Can A Misbehaving Spouse Get Occupation Rent? Maybe.
As we wrote in an article back a few years ago in Ontario the concept of “occupation rent” arises in family law in situations where spouses who co-own a matrimonial home have decided to separate, and one of them physically moves out.
When it comes time to untangle their financial affairs leading up to or part of a divorce, the remaining (i.e. still-occupying) spouse may at the court’s discretion be obliged by law to pay and amount for “rent” to the other spouse starting on the separation date, and based on fair market value rent. This is by no means an automatic right in every case (and indeed, it is considered by courts to be an “exceptional remedy”). However, once established this rent obligation can theoretically continue as long as the occupying spouse remains living on the premises, pending sale of the property and splitting of proceeds as part of the equalization.
In deciding whether to pay occupation rent, the court must take numerous established factors into account. One of them (from among more than a half-dozen) is the conduct of the non-occupying spouse.
This has been the focal point of several recent cases:
• In the recent decision of Malik v. Malik, the husband claimed occupation rent from the wife even though he had acted very badly: He had taken the equity out of the family home, had absconded the jurisdiction, and had made no voluntary child support payments at all, even though he could financially afford to. In disallowing his claim, the court said: “A non-occupying spouse ought never to receive occupational rent for a period in which he or she has deliberately avoided the payment of child support.”

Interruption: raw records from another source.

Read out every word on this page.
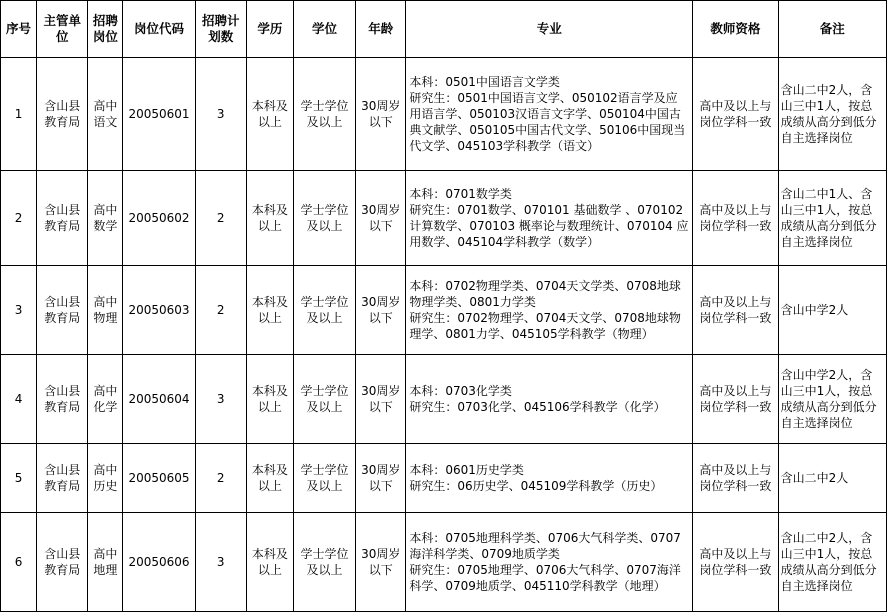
序号	主管单位	招聘岗位	岗位代码	招聘计划数	学历	学位	年龄	专业	教师资格	备注
1	含山县教育局	高中语文	20050601	3	本科及以上	学士学位及以上	30周岁以下	本科：0501中国语言文学类
研究生：0501中国语言文学、050102语言学及应用语言学、050103汉语言文字学、050104中国古典文献学、050105中国古代文学、50106中国现当代文学、045103学科教学（语文）	高中及以上与岗位学科一致	含山二中2人，含山三中1人，按总成绩从高分到低分自主选择岗位
2	含山县教育局	高中数学	20050602	2	本科及以上	学士学位及以上	30周岁以下	本科：0701数学类
研究生：0701数学、070101 基础数学 、070102 计算数学、070103 概率论与数理统计、070104 应用数学、045104学科教学（数学）	高中及以上与岗位学科一致	含山二中1人、含山三中1人，按总成绩从高分到低分自主选择岗位
3	含山县教育局	高中物理	20050603	2	本科及以上	学士学位及以上	30周岁以下	本科：0702物理学类、0704天文学类、0708地球物理学类、0801力学类
研究生：0702物理学、0704天文学、0708地球物理学、0801力学、045105学科教学（物理）	高中及以上与岗位学科一致	含山中学2人
4	含山县教育局	高中化学	20050604	3	本科及以上	学士学位及以上	30周岁以下	本科：0703化学类
研究生：0703化学、045106学科教学（化学）	高中及以上与岗位学科一致	含山中学2人，含山三中1人，按总成绩从高分到低分自主选择岗位
5	含山县教育局	高中历史	20050605	2	本科及以上	学士学位及以上	30周岁以下	本科：0601历史学类
研究生：06历史学、045109学科教学（历史）	高中及以上与岗位学科一致	含山二中2人
6	含山县教育局	高中地理	20050606	3	本科及以上	学士学位及以上	30周岁以下	本科：0705地理科学类、0706大气科学类、0707海洋科学类、0709地质学类
研究生：0705地理学、0706大气科学、0707海洋科学、0709地质学、045110学科教学（地理）	高中及以上与岗位学科一致	含山二中2人，含山三中1人，按总成绩从高分到低分自主选择岗位
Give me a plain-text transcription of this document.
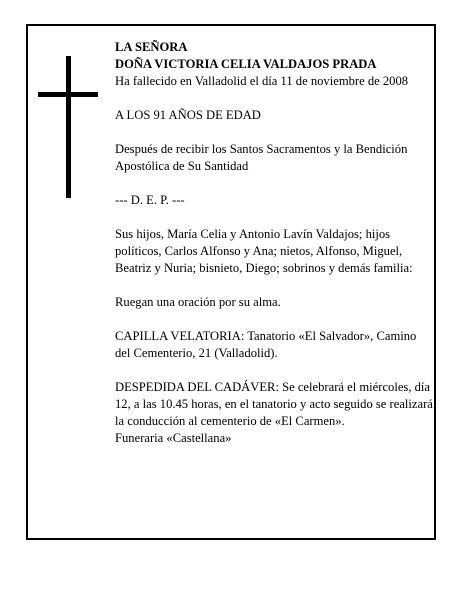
LA SEÑORA

DOÑA VICTORIA CELIA VALDAJOS PRADA

Ha fallecido en Valladolid el día 11 de noviembre de 2008

A LOS 91 AÑOS DE EDAD

Después de recibir los Santos Sacramentos y la Bendición Apostólica de Su Santidad

--- D. E. P. ---

Sus hijos, María Celia y Antonio Lavín Valdajos; hijos políticos, Carlos Alfonso y Ana; nietos, Alfonso, Miguel, Beatriz y Nuria; bisnieto, Diego; sobrinos y demás familia:

Ruegan una oración por su alma.

CAPILLA VELATORIA: Tanatorio «El Salvador», Camino del Cementerio, 21 (Valladolid).

DESPEDIDA DEL CADÁVER: Se celebrará el miércoles, día 12, a las 10.45 horas, en el tanatorio y acto seguido se realizará la conducción al cementerio de «El Carmen».

Funeraria «Castellana»
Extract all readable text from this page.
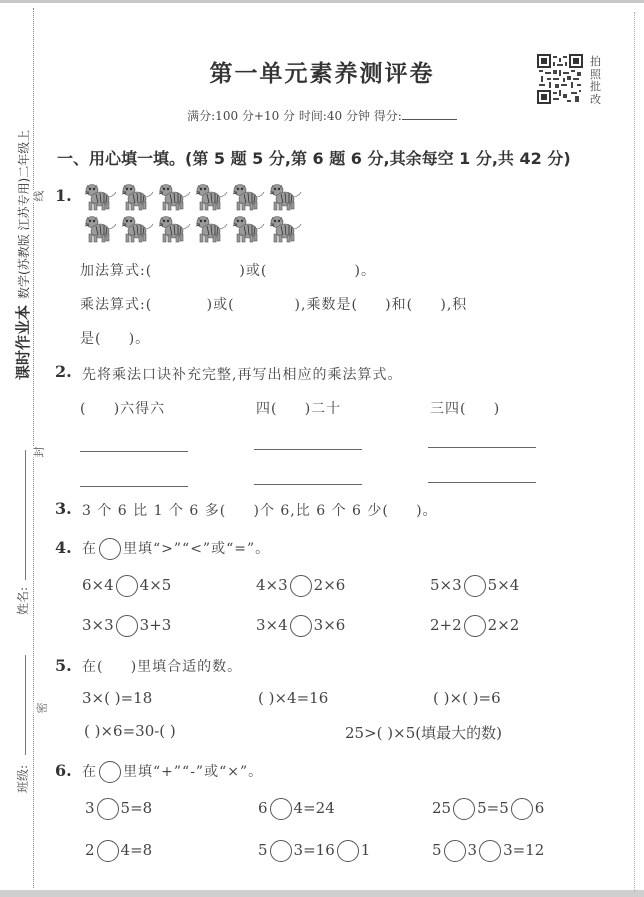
线
封
密
课时作业本数学(苏教版 江苏专用)二年级上
姓名:
班级:
第一单元素养测评卷
满分:100 分+10 分 时间:40 分钟 得分:
拍
照
批
改
一、用心填一填。(第 5 题 5 分,第 6 题 6 分,其余每空 1 分,共 42 分)
1.
加法算式:(                )或(                )。
乘法算式:(          )或(           ),乘数是(     )和(     ),积
是(     )。
2. 先将乘法口诀补充完整,再写出相应的乘法算式。
(     )六得六	四(     )二十	三四(     )
3. 3 个 6 比 1 个 6 多(     )个 6,比 6 个 6 少(     )。
4. 在 里填“>”“<”或“=”。
6×4 4×5	4×3 2×6	5×3 5×4
3×3 3+3	3×4 3×6	2+2 2×2
5. 在(     )里填合适的数。
3×( )=18	( )×4=16	( )×( )=6
( )×6=30-( )	25>( )×5(填最大的数)
6. 在 里填“+”“-”或“×”。
3 5=8	6 4=24	25 5=5 6
2 4=8	5 3=16 1	5 3 3=12
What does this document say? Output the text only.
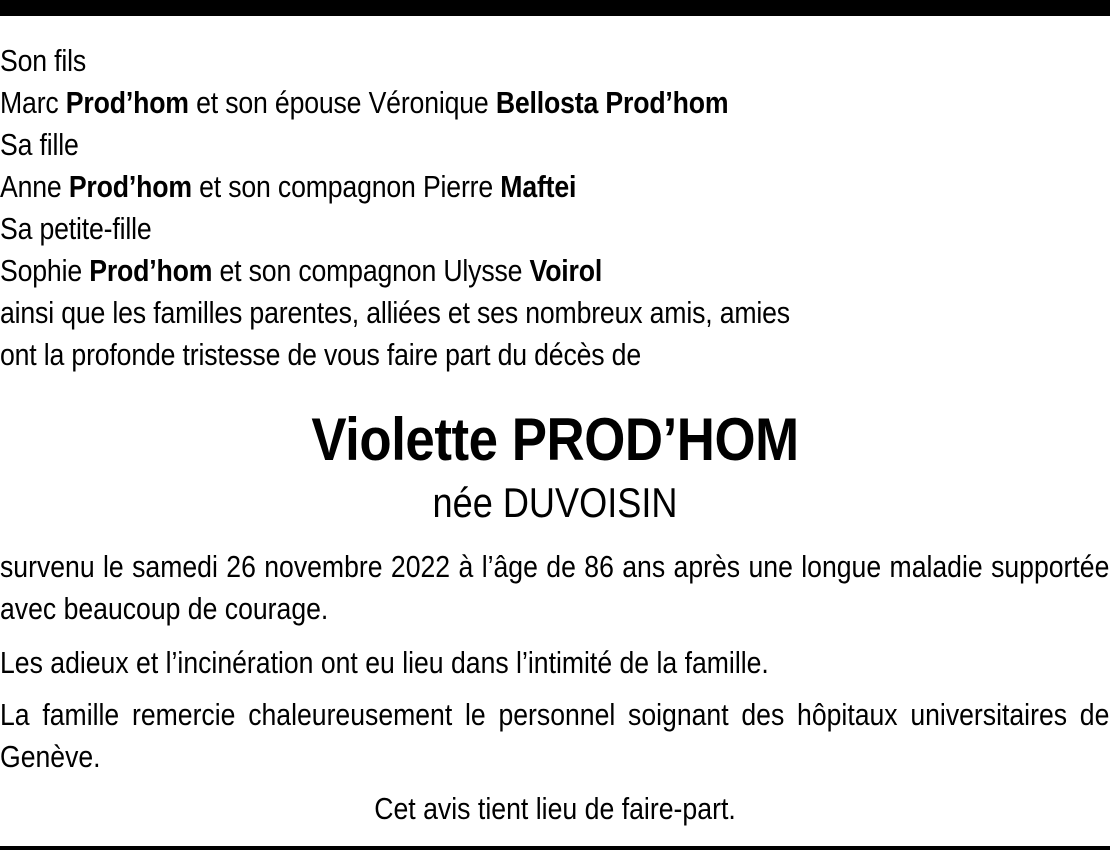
Son fils
Marc Prod’hom et son épouse Véronique Bellosta Prod’hom
Sa fille
Anne Prod’hom et son compagnon Pierre Maftei
Sa petite-fille
Sophie Prod’hom et son compagnon Ulysse Voirol
ainsi que les familles parentes, alliées et ses nombreux amis, amies
ont la profonde tristesse de vous faire part du décès de
Violette PROD’HOM
née DUVOISIN
survenu le samedi 26 novembre 2022 à l’âge de 86 ans après une longue maladie supportée avec beaucoup de courage.
Les adieux et l’incinération ont eu lieu dans l’intimité de la famille.
La famille remercie chaleureusement le personnel soignant des hôpitaux universitaires de Genève.
Cet avis tient lieu de faire-part.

• Likewise, in Wimalaratnam v. Wimalaratnam, the husband’s claim for occupational rent was even more tenuous: not only did he fail to meet his support obligations to his wife and children, and stopped paying his share of the mortgage and other home expenses, but he was actually excluded from the home as a result of his own criminal conduct. He had been forcibly removed from the home after being charged with several criminal offences, and was later found guilty of one of them. This being the case, the husband was the author of his own misfortune in terms of being excluded from the home; in the circumstances, it was not appropriate to award him occupation rent.
• On the other hand, in a case called Stetco v. Stetco, the judge found it was fair to grant occupation rent of $1,000 per month to the husband, even though he had been abusive in the 32-year marriage to the wife. For example, he had used violence and threats of violence to force her to sign a joint line of credit a year before the marriage ending, which he then ran up with debt. He had no clear or credible explanation for where he spent the money.
After separation, the wife continued to live modestly, while the husband bought a car, a new home, regularly entertained, and contributed to his RRSPs. Still – and even though the husband’s conduct “shocked the conscience of the court” – it saw fit to award him 21 months’ occupation rent after taking into account various factors, including the equalization payment and the manner in which the parties’ assets would be split. A later appeal court affirmed that ruling.
Trying to predict whether occupation rent will be awarded can be a slippery exercise; as with so many legal determinations, the outcome will always depend on the specific facts.
For the full text of the decisions, see:
Malik v. Malik, 2015 ONSC 2218
Wimalaratnam v. Wimalaratnam, 2010 ONSC 4491
Stetco v. Stetco, 2014 ONCA 370, 2014 CarswellOnt 5919 (Ont. C.A.)